Question

7!*8!*3!/5!*9!

Answer 1

\[n!=n\times(n-1)!\]

Answer 2

what is n

Answer 3

some natural number

Answer 4

so if its not a number how would i solve this

Answer 5

Well you're diverting yourself to your own question here.

Answer 6

\[\frac{\color{teal}{7!}\times8!\times3!}{5!\times\color{orange}{9!}}=\frac{\color{teal}{7\times6\times5!}\times8!\times3!}{5!\times\color{orange}{9\times8!}}\]

Answer 7

72576

Answer 8

\[n!=n\times(n-1)!\]\[\quad=n\times(n-1)\times(n-2)!\]\[\quad=n\times(n-1)\times(n-2)\times\cdots\times3\times2\times1\]

Answer 9

no still not getting

Answer 10

for example
\[4!=4\times3\times2\times1\]\[6!=6\times5\times4\times3\times2\times1\]

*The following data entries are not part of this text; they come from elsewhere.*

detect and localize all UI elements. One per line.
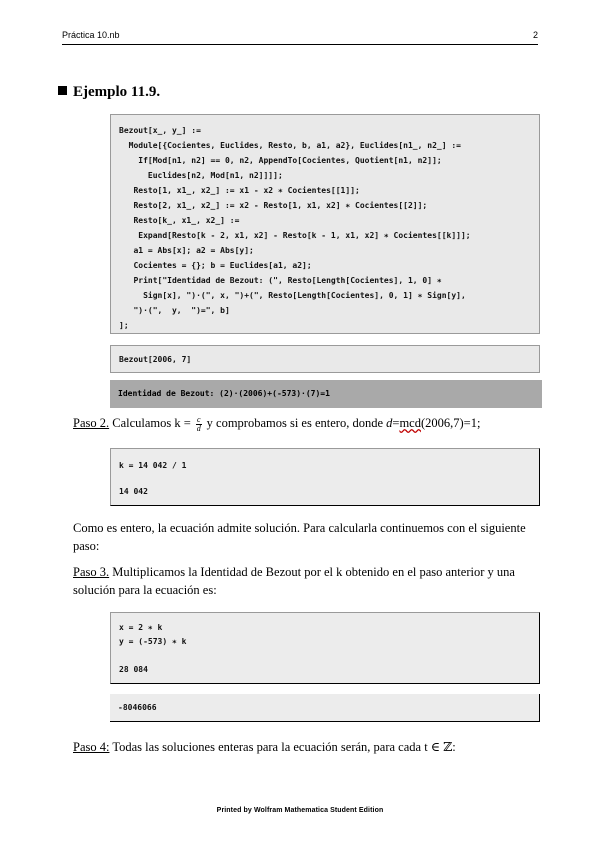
k-input-code: k = 14 042 / 1: [119, 461, 187, 470]
paso-3-paragraph: Paso 3. Multiplicamos la Identidad de Bezout por el k obtenido en el paso anterior y una solución para la ecuación es:: [73, 565, 515, 597]
fraction-c-over-d: $\frac{c}{d}$: [196, 414, 201, 433]
page-footer: Printed by Wolfram Mathematica Student Edition: [216, 807, 384, 814]
k-calculation-cell[interactable]: [110, 448, 540, 506]
y-input-code: y = (-573) ∗ k: [119, 637, 187, 646]
bezout-definition-cell[interactable]: [110, 114, 540, 334]
notebook-filename: Práctica 10.nb: [62, 30, 120, 40]
x-result: 28 084: [119, 665, 148, 674]
y-result: -8046066: [118, 703, 157, 712]
section-heading: [58, 84, 160, 101]
paso-4-label: Paso 4:: [73, 740, 110, 754]
page-number: 2: [532, 30, 538, 40]
square-bullet-icon: [58, 86, 67, 95]
x-input-code: x = 2 ∗ k: [119, 623, 163, 632]
paso-2-paragraph: Paso 2. Calculamos k = $\frac{c}{d}$ y comprobamos si es entero, donde d=mcd(2006,7)=1;: [73, 414, 481, 433]
k-result: 14 042: [119, 487, 148, 496]
paso-4-paragraph: Paso 4: Todas las soluciones enteras para la ecuación serán, para cada t ∈ ℤ:: [73, 740, 456, 754]
paso-2-label: Paso 2.: [73, 416, 110, 430]
paso-3-label: Paso 3.: [73, 565, 110, 579]
entero-paragraph: Como es entero, la ecuación admite solución. Para calcularla continuemos con el siguiente paso:: [73, 521, 526, 553]
y-result-cell: [110, 694, 540, 722]
page-header: [62, 30, 538, 44]
bezout-identity-output: Identidad de Bezout: (2)·(2006)+(-573)·(7)=1: [110, 380, 542, 408]
xy-solution-cell[interactable]: [110, 612, 540, 684]
mcd-spellcheck-word: mcd: [399, 416, 421, 430]
bezout-definition-code: Bezout[x_, y_] := Module[{Cocientes, Euclides, Resto, b, a1, a2}, Euclides[n1_, n2_] := If[Mod[n1, n2] == 0, n2, AppendTo[Cocientes, Quotient[n1, n2]]; Euclides[n2, Mod[n1, n2]]]]; Resto[1, x1_, x2_] := x1 - x2 ∗ Cocientes[[1]]; Resto[2, x1_, x2_] := x2 - Resto[1, x1, x2] ∗ Cocientes[[2]]; Resto[k_, x1_, x2_] := Expand[Resto[k - 2, x1, x2] - Resto[k - 1, x1, x2] ∗ Cocientes[[k]]]; a1 = Abs[x]; a2 = Abs[y]; Cocientes = {}; b = Euclides[a1, a2]; Print["Identidad de Bezout: (", Resto[Length[Cocientes], 1, 0] ∗ Sign[x], ")·(", x, ")+(", Resto[Length[Cocientes], 0, 1] ∗ Sign[y], ")·(", y, ")=", b] ];: [119, 126, 471, 330]
section-title: Ejemplo 11.9.: [73, 84, 161, 100]
bezout-call-code: Bezout[2006, 7]: [119, 355, 192, 364]
header-rule: [62, 44, 538, 45]
bezout-call-cell[interactable]: [110, 345, 540, 373]
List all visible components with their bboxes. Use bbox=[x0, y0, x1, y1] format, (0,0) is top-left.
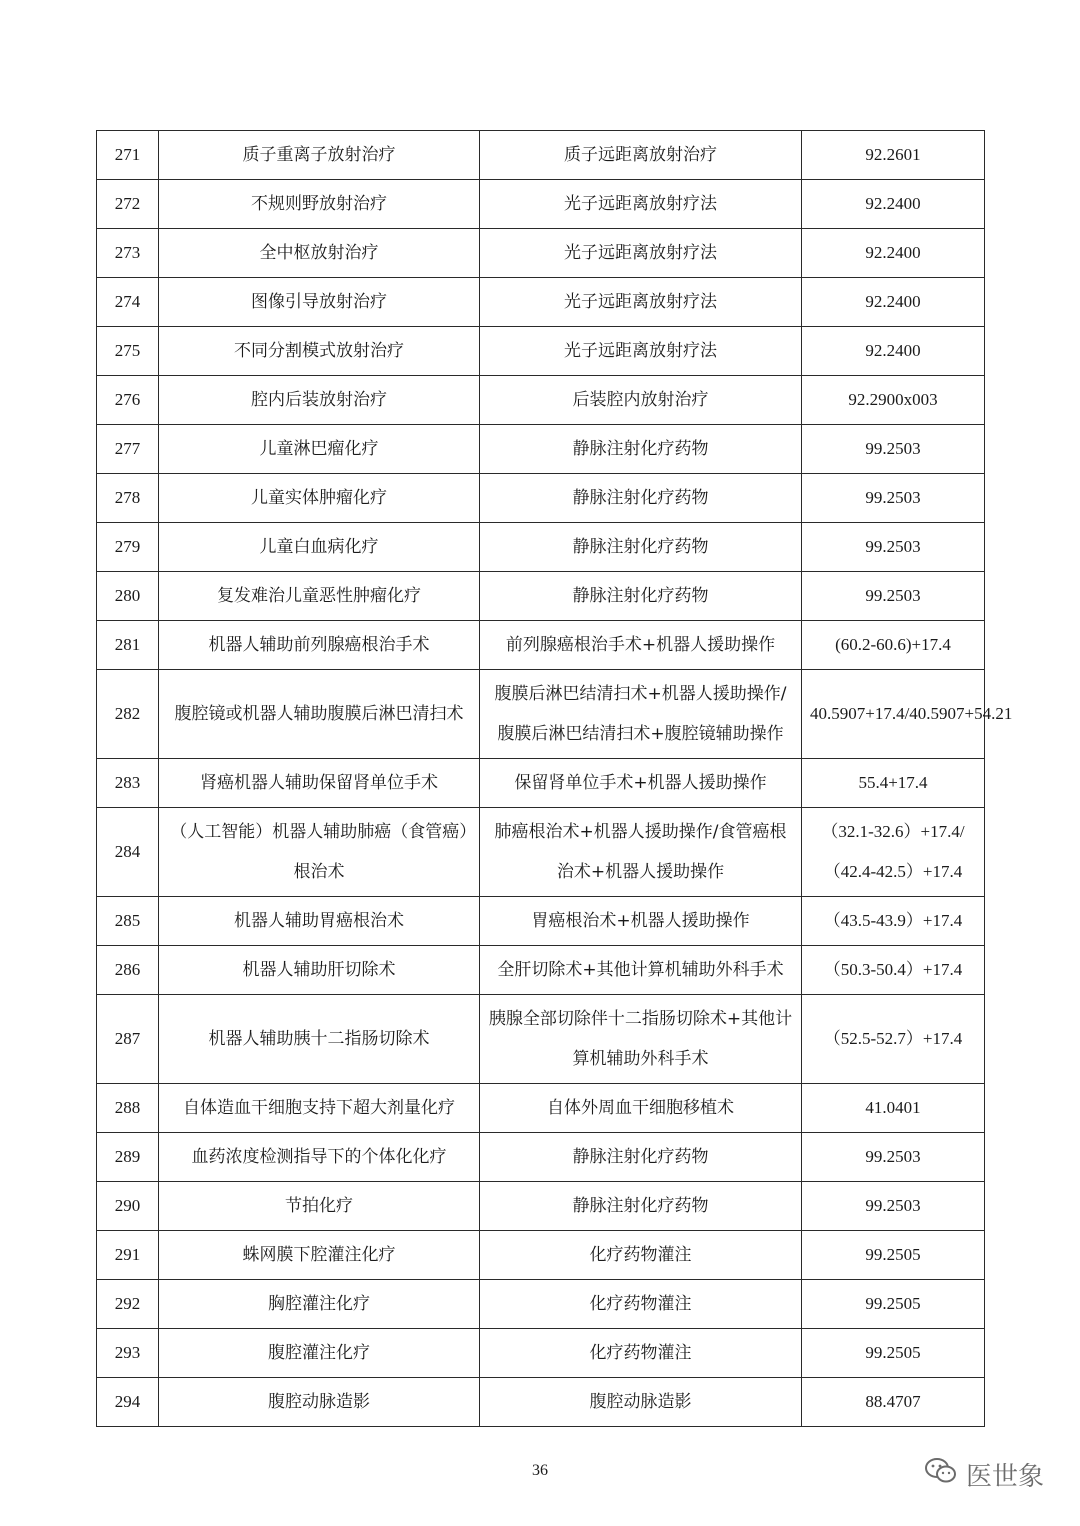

\[\frac{4!}{6!}=\frac{4\times3\times2\times1}{6\times5\times4\times3\times2\times1}=\frac{4!}{6\times5\times4!}=\frac1{6\times5}=\frac1{30}\]

Answer 11

the trick is to cancel common factors ,

Answer 12

i subtract the 7 and 3 on the top so i would have 8*6*5*4*2*1/8*7*6*4*3*2*1

Answer 13

\[\frac{{7!}\times8!\times3!}{5!\times{9!}}=\frac{{7\times6\times5!}\times8!\times3!}{5!\times{9\times8!}}=\frac{{7\times6\times\cancel{5!}}\times\cancel{8!}\times3!}{\cancel{5!}\times9\times\cancel{8!}}\]

Answer 14

so 14

Answer 15

but why didnt you right it out all the way as in 7*6*5*4*3*2*1 for all the numbers on top and bottom then facter them out

Answer 16

i choose not to fully expand the factorials because it takes to much space and time,

bytheway 14 isn't quite right

Answer 17

what its not that was one of the options

Answer 18

can you show me your working

Answer 19

@eugeniaday if you do these on your calculator, make sure you use parentheses!

7!*8!*3!/5!*9! is NOT the same as 7!*8!*3!/(5!*9!), and your calculator can't instinctively know what you *meant* to enter.